Para a direita radical, as medidas do Parlamento são contra-revolução

No processo de tomada de decisões na Ucrânia revolucionária há uma luta feroz entre os radicais de direita que conduziram a revolução e a oposição moderada, que muitos vêem como oligarcas corruptos.

Foto
O Sector Direito reclama um lugar no futuro poder da Ucrânia David Mdzinarishvili/Reuters

“Vamos esperar ordens”, diz um homem de baixa estatura e machado preso ao colete à prova de bala. “Vamos esperar pela decisão do Parlamento.”

Do interior do edifício, os gritos tornam-se mais estridentes. “Os guardas estão a torturá-los”, explica um homem baixo, de capacete na cabeça, Jeugen Hmara, 34 anos, cozinheiro num hotel. “Os presos são combatentes da Maidan e estão neste momento a ser interrogados ali, por guardas afectos ao regime”, diz o cozinheiro, apontando para o edifício branco, de portões encerrados, da prisão de Lukianska. “Temos de atacar agora.”

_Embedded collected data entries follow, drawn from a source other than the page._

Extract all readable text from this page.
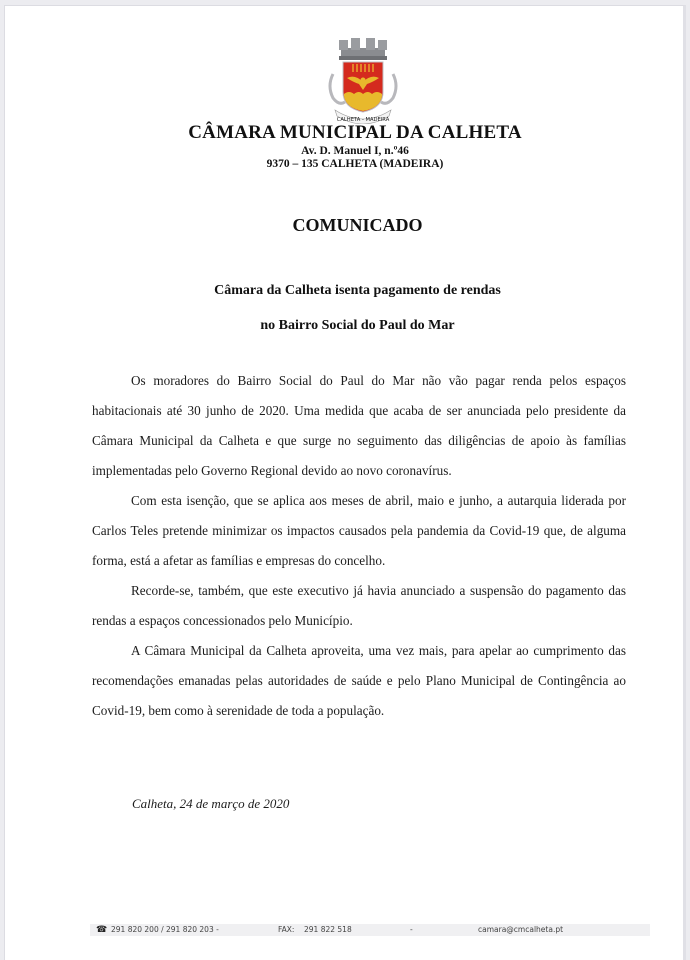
CALHETA - MADEIRA
CÂMARA MUNICIPAL DA CALHETA
Av. D. Manuel I, n.º46
9370 – 135 CALHETA (MADEIRA)
COMUNICADO
Câmara da Calheta isenta pagamento de rendas
no Bairro Social do Paul do Mar

Os moradores do Bairro Social do Paul do Mar não vão pagar renda pelos espaços habitacionais até 30 junho de 2020. Uma medida que acaba de ser anunciada pelo presidente da Câmara Municipal da Calheta e que surge no seguimento das diligências de apoio às famílias implementadas pelo Governo Regional devido ao novo coronavírus.

Com esta isenção, que se aplica aos meses de abril, maio e junho, a autarquia liderada por Carlos Teles pretende minimizar os impactos causados pela pandemia da Covid-19 que, de alguma forma, está a afetar as famílias e empresas do concelho.

Recorde-se, também, que este executivo já havia anunciado a suspensão do pagamento das rendas a espaços concessionados pelo Município.

A Câmara Municipal da Calheta aproveita, uma vez mais, para apelar ao cumprimento das recomendações emanadas pelas autoridades de saúde e pelo Plano Municipal de Contingência ao Covid-19, bem como à serenidade de toda a população.

Calheta, 24 de março de 2020
☎ 291 820 200 / 291 820 203 -	FAX: 291 822 518	-	camara@cmcalheta.pt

O grupo foi para aqui enviado pela comando central da Samooborona, a organização de autodefesa de Maidan. Recebeu uma informação segundo a qual uma horda de Titushki (designação por que são conhecidas as milícias pró-Ianukovich) se deslocava para a prisão de Lukianska. O Sotnia número 10, uma brigada que tem por missão acorrer a conflitos ou escaramuças que surjam em qualquer ponto da cidade de Kiev, foi chamado de urgência.

Alguns activistas e mirones já se tinham juntado em frente à prisão, prevendo a libertação dos detidos, que o Parlamento se preparava para aprovar. A ideia era festejar, abraçar os presos, levá-los em ombros sob aplausos e cânticos de louvor à libertação da Ucrânia. Já o propósito dos Titushki era matá-los.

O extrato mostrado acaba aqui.